Si le respect des droits des travailleurs n’est pas assuré dans tous les pays, on assistera à un nivellement par le bas en matière de salaires et de conditions de travail – une course qui dégradera les conditions de travail partout dans le monde.

Troisièmement, les gouvernements doivent mettre en place un modèle économique plus juste et plus durable, fondé sur des emplois de qualité et une protection sociale effective. Les dirigeants des pays du G20 ont reconnu l’importance de la dimension sociale des politiques économiques au niveau mondial dans le Cadre pour une croissance forte, durable et équilibrée défini à Pittsburgh, et l’OCDE s’emploie à bâtir une économie mondiale « plus forte, plus saine et plus juste ». Les gouvernements de l’OCDE, ainsi que ceux des autres pays du G20, devraient appuyer notre appel à la création d’un Groupe de travail permanent sur l’emploi et la protection sociale auprès du G20, qui devrait associer à ses activités tant les travailleurs que leurs employeurs dans le cadre de consultations régulières.

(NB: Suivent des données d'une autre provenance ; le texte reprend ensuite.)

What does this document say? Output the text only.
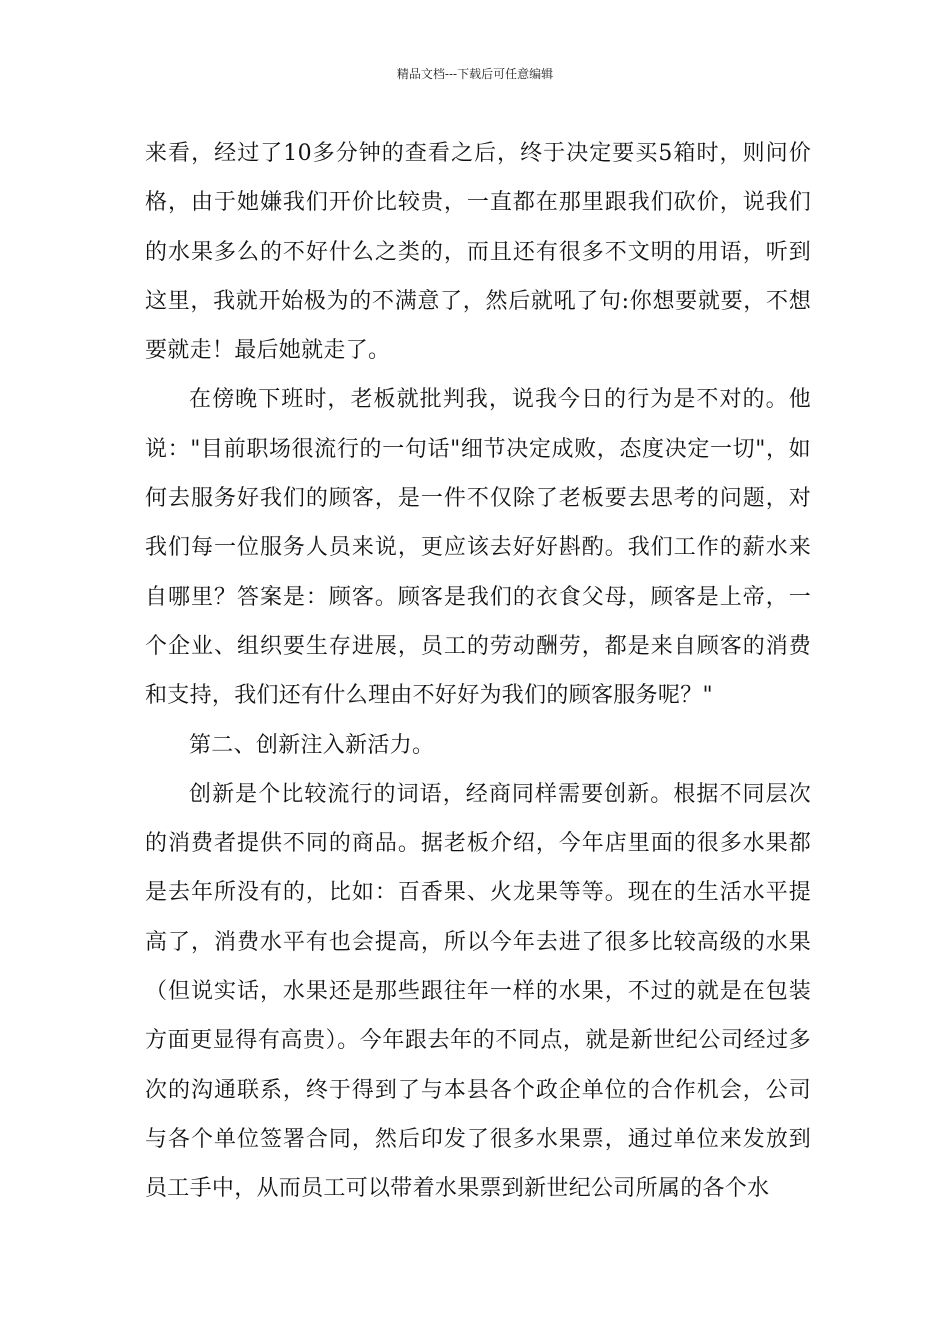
精品文档---下载后可任意编辑

来看，经过了10多分钟的查看之后，终于决定要买5箱时，则问价格，由于她嫌我们开价比较贵，一直都在那里跟我们砍价，说我们的水果多么的不好什么之类的，而且还有很多不文明的用语，听到这里，我就开始极为的不满意了，然后就吼了句:你想要就要，不想要就走！最后她就走了。

在傍晚下班时，老板就批判我，说我今日的行为是不对的。他说："目前职场很流行的一句话"细节决定成败，态度决定一切"，如何去服务好我们的顾客，是一件不仅除了老板要去思考的问题，对我们每一位服务人员来说，更应该去好好斟酌。我们工作的薪水来自哪里？答案是：顾客。顾客是我们的衣食父母，顾客是上帝，一个企业、组织要生存进展，员工的劳动酬劳，都是来自顾客的消费和支持，我们还有什么理由不好好为我们的顾客服务呢？"

第二、创新注入新活力。

创新是个比较流行的词语，经商同样需要创新。根据不同层次的消费者提供不同的商品。据老板介绍，今年店里面的很多水果都是去年所没有的，比如：百香果、火龙果等等。现在的生活水平提高了，消费水平有也会提高，所以今年去进了很多比较高级的水果（但说实话，水果还是那些跟往年一样的水果，不过的就是在包装方面更显得有高贵）。今年跟去年的不同点，就是新世纪公司经过多次的沟通联系，终于得到了与本县各个政企单位的合作机会，公司与各个单位签署合同，然后印发了很多水果票，通过单位来发放到员工手中，从而员工可以带着水果票到新世纪公司所属的各个水
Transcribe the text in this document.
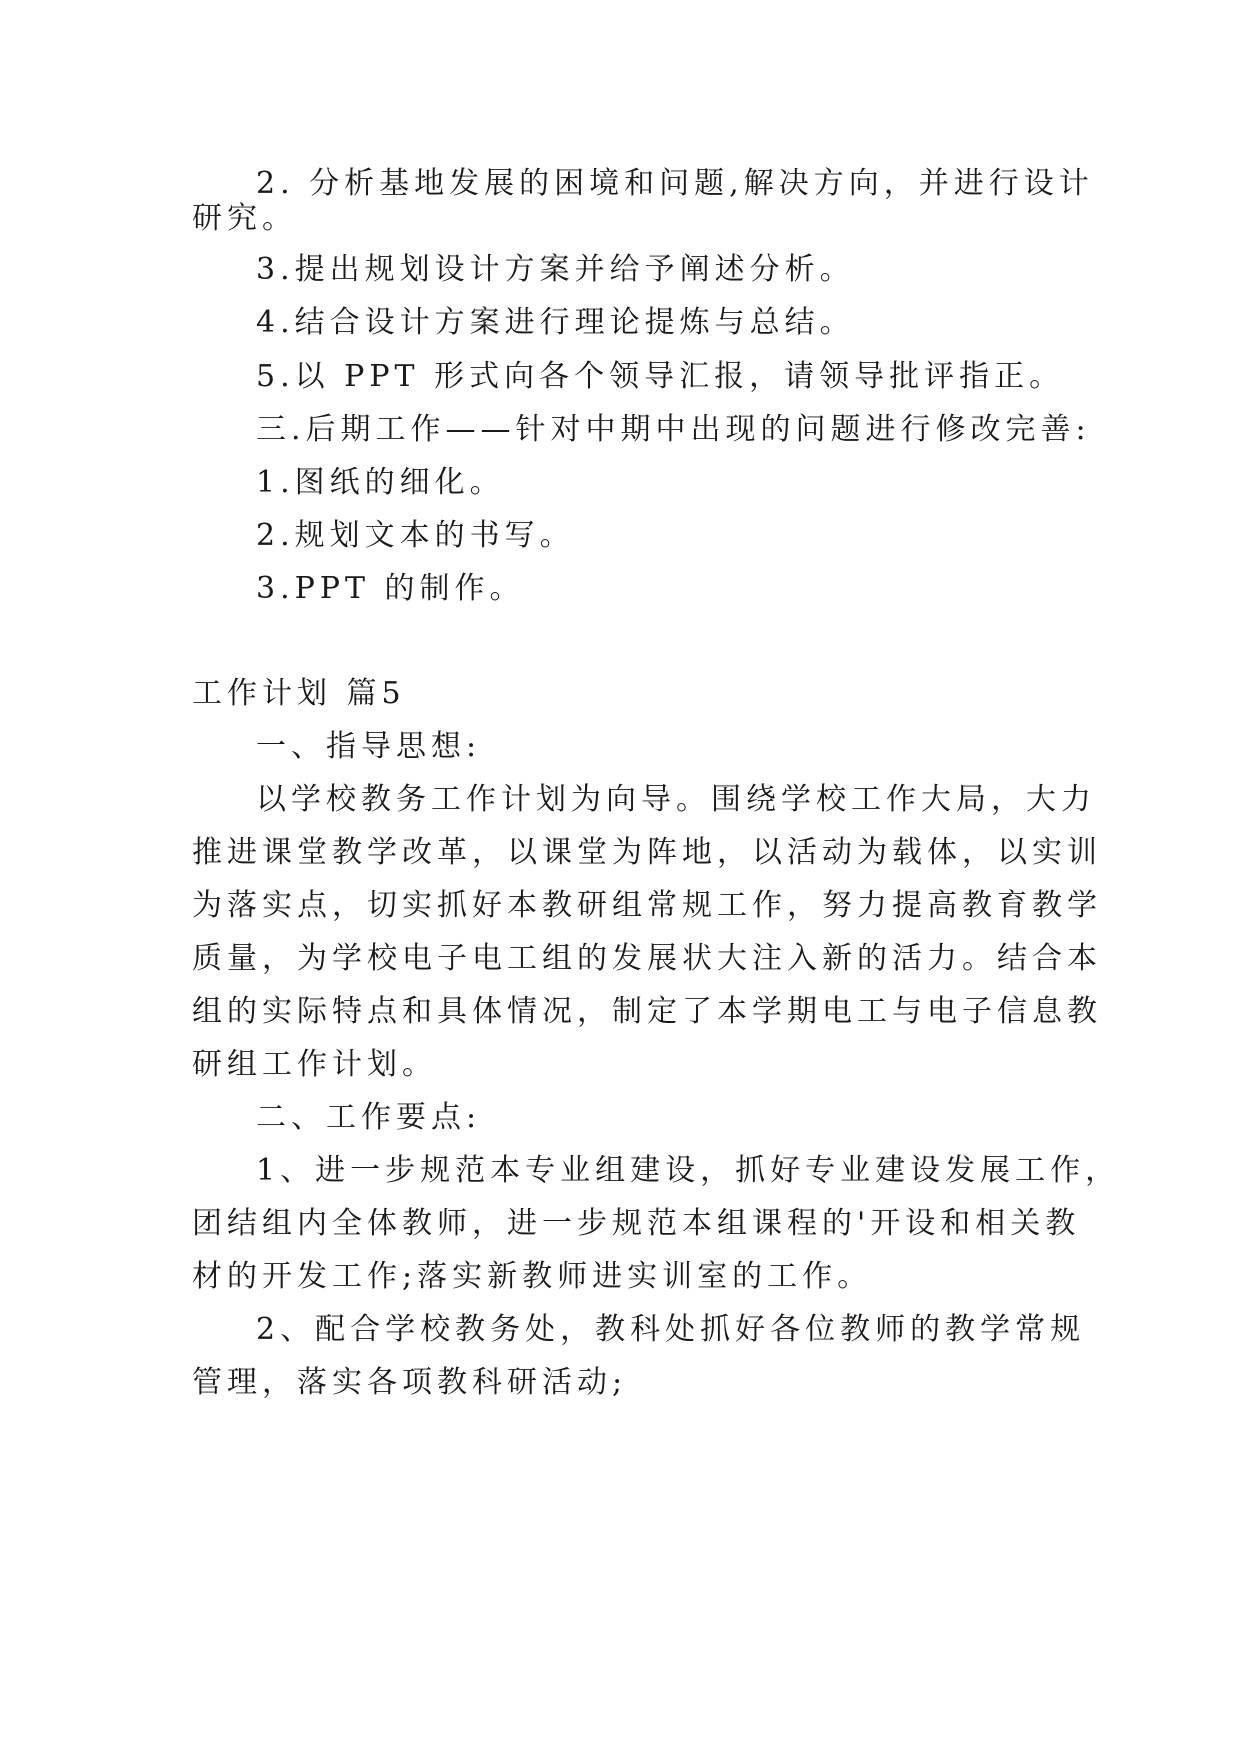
2. 分析基地发展的困境和问题,解决方向，并进行设计

研究。

3.提出规划设计方案并给予阐述分析。

4.结合设计方案进行理论提炼与总结。

5.以 PPT 形式向各个领导汇报，请领导批评指正。

三.后期工作——针对中期中出现的问题进行修改完善:

1.图纸的细化。

2.规划文本的书写。

3.PPT 的制作。

工作计划 篇5

一、指导思想:

以学校教务工作计划为向导。围绕学校工作大局，大力

推进课堂教学改革，以课堂为阵地，以活动为载体，以实训

为落实点，切实抓好本教研组常规工作，努力提高教育教学

质量，为学校电子电工组的发展状大注入新的活力。结合本

组的实际特点和具体情况，制定了本学期电工与电子信息教

研组工作计划。

二、工作要点:

1、进一步规范本专业组建设，抓好专业建设发展工作，

团结组内全体教师，进一步规范本组课程的'开设和相关教

材的开发工作;落实新教师进实训室的工作。

2、配合学校教务处，教科处抓好各位教师的教学常规

管理，落实各项教科研活动;
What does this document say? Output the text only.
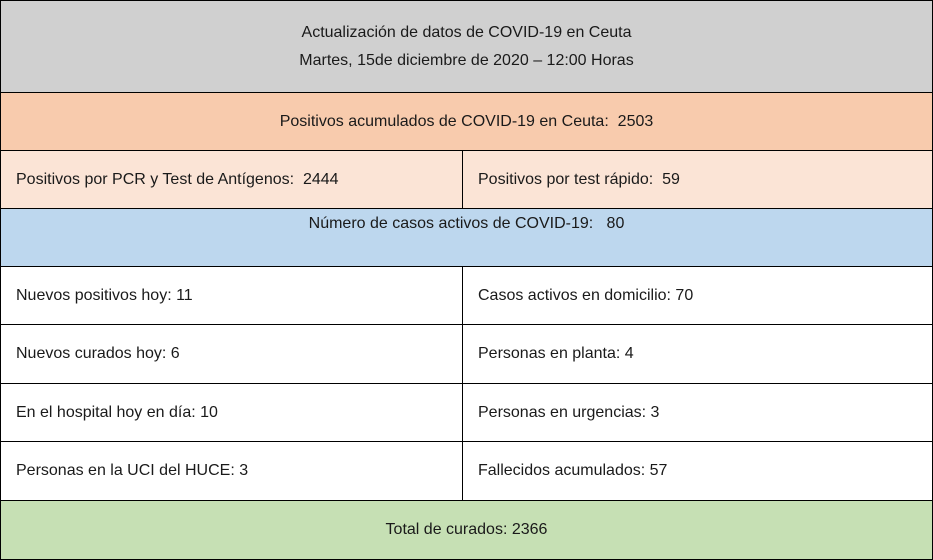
Actualización de datos de COVID-19 en Ceuta
Martes, 15de diciembre de 2020 – 12:00 Horas
Positivos acumulados de COVID-19 en Ceuta:  2503
Positivos por PCR y Test de Antígenos:  2444	Positivos por test rápido:  59
Número de casos activos de COVID-19:   80
Nuevos positivos hoy: 11	Casos activos en domicilio: 70
Nuevos curados hoy: 6	Personas en planta: 4
En el hospital hoy en día: 10	Personas en urgencias: 3
Personas en la UCI del HUCE: 3	Fallecidos acumulados: 57
Total de curados: 2366
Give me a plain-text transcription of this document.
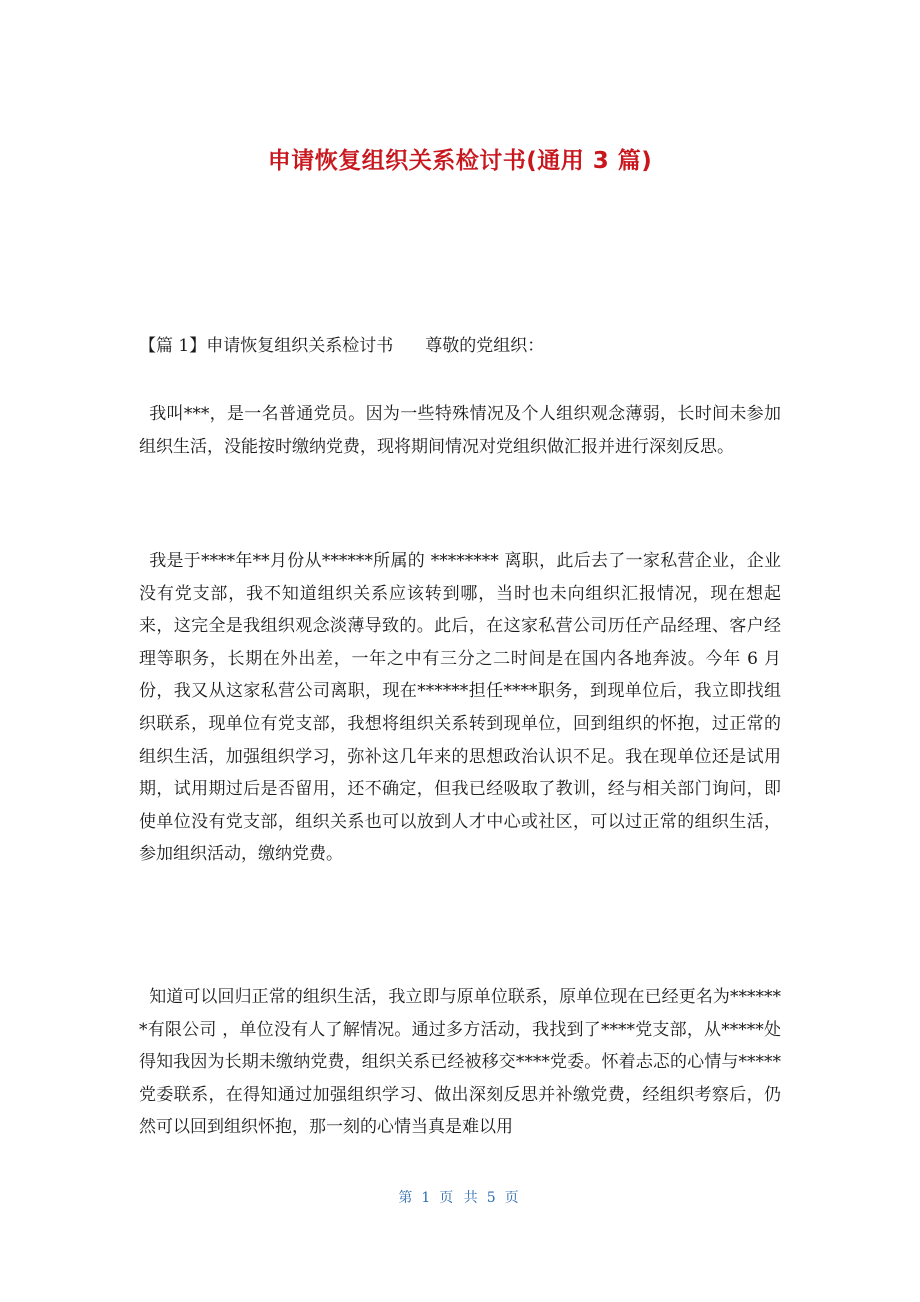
申请恢复组织关系检讨书(通用 3 篇)

【篇 1】申请恢复组织关系检讨书 尊敬的党组织：

我叫***，是一名普通党员。因为一些特殊情况及个人组织观念薄弱，长时间未参加组织生活，没能按时缴纳党费，现将期间情况对党组织做汇报并进行深刻反思。

我是于****年**月份从******所属的 ******** 离职，此后去了一家私营企业，企业没有党支部，我不知道组织关系应该转到哪，当时也未向组织汇报情况，现在想起来，这完全是我组织观念淡薄导致的。此后，在这家私营公司历任产品经理、客户经理等职务，长期在外出差，一年之中有三分之二时间是在国内各地奔波。今年 6 月份，我又从这家私营公司离职，现在******担任****职务，到现单位后，我立即找组织联系，现单位有党支部，我想将组织关系转到现单位，回到组织的怀抱，过正常的组织生活，加强组织学习，弥补这几年来的思想政治认识不足。我在现单位还是试用期，试用期过后是否留用，还不确定，但我已经吸取了教训，经与相关部门询问，即使单位没有党支部，组织关系也可以放到人才中心或社区，可以过正常的组织生活，参加组织活动，缴纳党费。

知道可以回归正常的组织生活，我立即与原单位联系，原单位现在已经更名为*******有限公司 ，单位没有人了解情况。通过多方活动，我找到了****党支部，从*****处得知我因为长期未缴纳党费，组织关系已经被移交****党委。怀着忐忑的心情与*****党委联系，在得知通过加强组织学习、做出深刻反思并补缴党费，经组织考察后，仍然可以回到组织怀抱，那一刻的心情当真是难以用

第 1 页 共 5 页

Il faut également que les ministres demandent à l’OCDE d’évaluer l’impact de toutes ses recommandations sur la repartition des revenus, conformément aux engagements pris en matière d’équité, afin de contribuer à faire en sorte que les fruits de notre prospérité future soient largement partagés.

Références

OCDE (2009), Scarpetta, Stefano et Paul Swaim, « Politiques de l’emploi:à l’épreuve de la crise», L’Observateur de l’OCDE, n° 273, juin.

OCDE (2009), « Chômage : le langage de la crise », L’Observateur de l’OCDE, n° 272, avril.

OCDE (2010), « Égaux devant le chômage ? », L’Observateur de l’OCDE, n° 278, mars.